Nun, eine neue Gattung wie zum Beispiel homo sapiens lesbianesis sind sie nicht, aber etwas ganz Besonderes schon: Lesben, die erst spät ihre Liebe zu Frauen entdecken.
Über die Entstehung sexueller Orientierungen gibt es eine Reihe von Untersuchungen und viele gehen davon aus, dass Menschen schon sehr früh wissen, zu welchem Geschlecht sie sich hingezogen fühlen und diese Präferenz ein Leben lang beibehalten – auch wenn manche Menschen sie nicht aktiv leben. Heterosexuell oder
homosexuell geboren zu sein und in der Folge “nichts dafür zu können” gehört besonders in den USA zu den zentralen Argumenten von Bürgerrechts- und Menschenrechtsorganisationen, die sich für Gleichstellung stark machen.
“Manche Frauen verlieben sich nach vielen Jahrzehnten eines relativ “normalen” Lebens im Alter von 40, 50 oder 60 zum ersten Mal in eine Frau. Einige sind einfach nur erleichtert, endlich zu wissen, wer sie sind. Andere durchleben ein Wechselbad der Gefühle – von Glück und Begeisterung bis hin zur schweren Identitätskrise. Für die meisten – ob Feministinnen oder nicht – führt diese späte Erkenntnis, lesbisch zu sein, über kurz oder lang zu der Entscheidung, ihr Leben vollkommen zu verändern.”
schreibt Yvonne Ford, Gründerin der Initiative Late Bloomers. Aber geht es tatsächlich um Erkenntnis; darum, schon immer jemand Bestimmtes zu sein, und das erst spät im Leben aufzudecken?

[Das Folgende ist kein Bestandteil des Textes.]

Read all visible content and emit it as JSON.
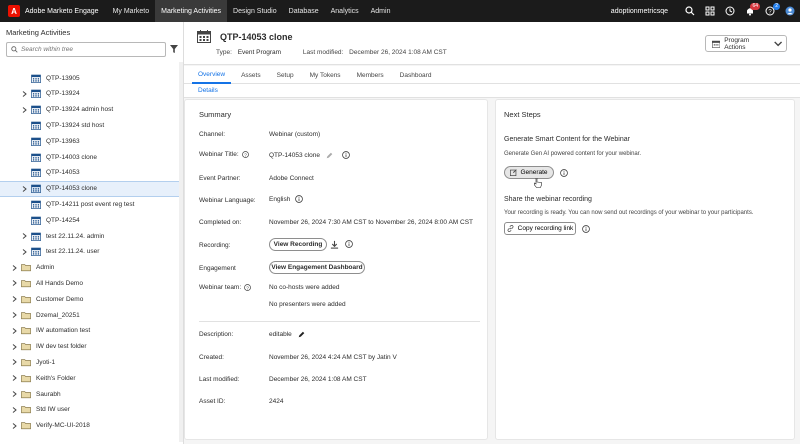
{
  "topbar": {
    "app_name": "Adobe Marketo Engage",
    "nav": [
      "My Marketo",
      "Marketing Activities",
      "Design Studio",
      "Database",
      "Analytics",
      "Admin"
    ],
    "active_nav": "Marketing Activities",
    "user": "adoptionmetricsqe",
    "notifications_badge": "64",
    "help_badge": "2"
  },
  "sidebar": {
    "title": "Marketing Activities",
    "search_placeholder": "Search within tree",
    "items": [
      {
        "label": "QTP-13905",
        "type": "program",
        "indent": 1,
        "chevron": false
      },
      {
        "label": "QTP-13924",
        "type": "program",
        "indent": 1,
        "chevron": true
      },
      {
        "label": "QTP-13924 admin host",
        "type": "program",
        "indent": 1,
        "chevron": true
      },
      {
        "label": "QTP-13924 std host",
        "type": "program",
        "indent": 1,
        "chevron": false
      },
      {
        "label": "QTP-13963",
        "type": "program",
        "indent": 1,
        "chevron": false
      },
      {
        "label": "QTP-14003 clone",
        "type": "program",
        "indent": 1,
        "chevron": false
      },
      {
        "label": "QTP-14053",
        "type": "program",
        "indent": 1,
        "chevron": false
      },
      {
        "label": "QTP-14053 clone",
        "type": "program",
        "indent": 1,
        "chevron": true,
        "selected": true
      },
      {
        "label": "QTP-14211 post event reg test",
        "type": "program",
        "indent": 1,
        "chevron": false
      },
      {
        "label": "QTP-14254",
        "type": "program",
        "indent": 1,
        "chevron": false
      },
      {
        "label": "test 22.11.24. admin",
        "type": "program",
        "indent": 1,
        "chevron": true
      },
      {
        "label": "test 22.11.24. user",
        "type": "program",
        "indent": 1,
        "chevron": true
      },
      {
        "label": "Admin",
        "type": "folder",
        "indent": 0,
        "chevron": true
      },
      {
        "label": "All Hands Demo",
        "type": "folder",
        "indent": 0,
        "chevron": true
      },
      {
        "label": "Customer Demo",
        "type": "folder",
        "indent": 0,
        "chevron": true
      },
      {
        "label": "Dzemal_20251",
        "type": "folder",
        "indent": 0,
        "chevron": true
      },
      {
        "label": "IW automation test",
        "type": "folder",
        "indent": 0,
        "chevron": true
      },
      {
        "label": "IW dev test folder",
        "type": "folder",
        "indent": 0,
        "chevron": true
      },
      {
        "label": "Jyoti-1",
        "type": "folder",
        "indent": 0,
        "chevron": true
      },
      {
        "label": "Keith's Folder",
        "type": "folder",
        "indent": 0,
        "chevron": true
      },
      {
        "label": "Saurabh",
        "type": "folder",
        "indent": 0,
        "chevron": true
      },
      {
        "label": "Std IW user",
        "type": "folder",
        "indent": 0,
        "chevron": true
      },
      {
        "label": "Verify-MC-UI-2018",
        "type": "folder",
        "indent": 0,
        "chevron": true
      }
    ]
  },
  "header": {
    "title": "QTP-14053 clone",
    "type_label": "Type:",
    "type_value": "Event Program",
    "modified_label": "Last modified:",
    "modified_value": "December 26, 2024 1:08 AM CST",
    "actions_button": "Program Actions"
  },
  "tabs": [
    "Overview",
    "Assets",
    "Setup",
    "My Tokens",
    "Members",
    "Dashboard"
  ],
  "active_tab": "Overview",
  "subtab": "Details",
  "summary": {
    "title": "Summary",
    "channel_label": "Channel:",
    "channel_value": "Webinar (custom)",
    "webinar_title_label": "Webinar Title:",
    "webinar_title_value": "QTP-14053 clone",
    "event_partner_label": "Event Partner:",
    "event_partner_value": "Adobe Connect",
    "language_label": "Webinar Language:",
    "language_value": "English",
    "completed_label": "Completed on:",
    "completed_value": "November 26, 2024 7:30 AM CST to November 26, 2024 8:00 AM CST",
    "recording_label": "Recording:",
    "view_recording": "View Recording",
    "engagement_label": "Engagement",
    "view_engagement": "View Engagement Dashboard",
    "team_label": "Webinar team:",
    "no_cohosts": "No co-hosts were added",
    "no_presenters": "No presenters were added",
    "description_label": "Description:",
    "description_value": "editable",
    "created_label": "Created:",
    "created_value": "November 26, 2024 4:24 AM CST by Jatin V",
    "last_modified_label": "Last modified:",
    "last_modified_value": "December 26, 2024 1:08 AM CST",
    "asset_id_label": "Asset ID:",
    "asset_id_value": "2424"
  },
  "next_steps": {
    "title": "Next Steps",
    "smart_title": "Generate Smart Content for the Webinar",
    "smart_desc": "Generate Gen AI powered content for your webinar.",
    "generate_button": "Generate",
    "share_title": "Share the webinar recording",
    "share_desc": "Your recording is ready. You can now send out recordings of your webinar to your participants.",
    "copy_button": "Copy recording link"
  },
  "colors": {
    "accent": "#1473e6",
    "topbar": "#1b1b1b",
    "brand": "#eb1000"
  }
}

Lisa Diamond, Professorin für Psychologie und Geschlechterforschung an der Universität von Utah, hat sich der Frage angenommen, ob das für Frauen überhaupt zutrifft. Bereits zum Beginn ihrer wissenschaftlichen Karriere stellte sie fest, dass viele Grundlagen auf Beobachtungen bei jungen Männern basieren und einfach für Ältere und für Frauen übernommen wurden. Das reichte ihr nicht. Die Forschung über weibliche Liebe und Leidenschaft mit einem völlig neuen Ansatz brachte überrraschende Erkenntnisse.
In einer Langzeitstudie beobachtet und interviewt Lisa Diamond seit inzwischen 15 Jahren Frauen und stellt fest, dass Identitäten sich ändern:
“Ich fand schnell heraus, dass die ganz gradlinige Entwicklung diese Frauen nicht im Geringsten beschreibt. Sicherlich beschreibt sie einige, aber das wurde bisher völlig über-generalisiert. Ich stellte fest, dass Frauen ihrer Identitäts-Labels ändern. Sie verliebten sich in Leute, von denen sie das nicht gedacht hätten, ob das heterosexuelle Frauen sind, die sich auf Frauen einlassen oder Lesben, die etwas mit ihrem männlichen besten Freund anfangen, es gab einfach eine große Bandbreite von Erfahrungen, die diesen klaren, geraden Weg einer sich entwickelnden Identität herausforderten.”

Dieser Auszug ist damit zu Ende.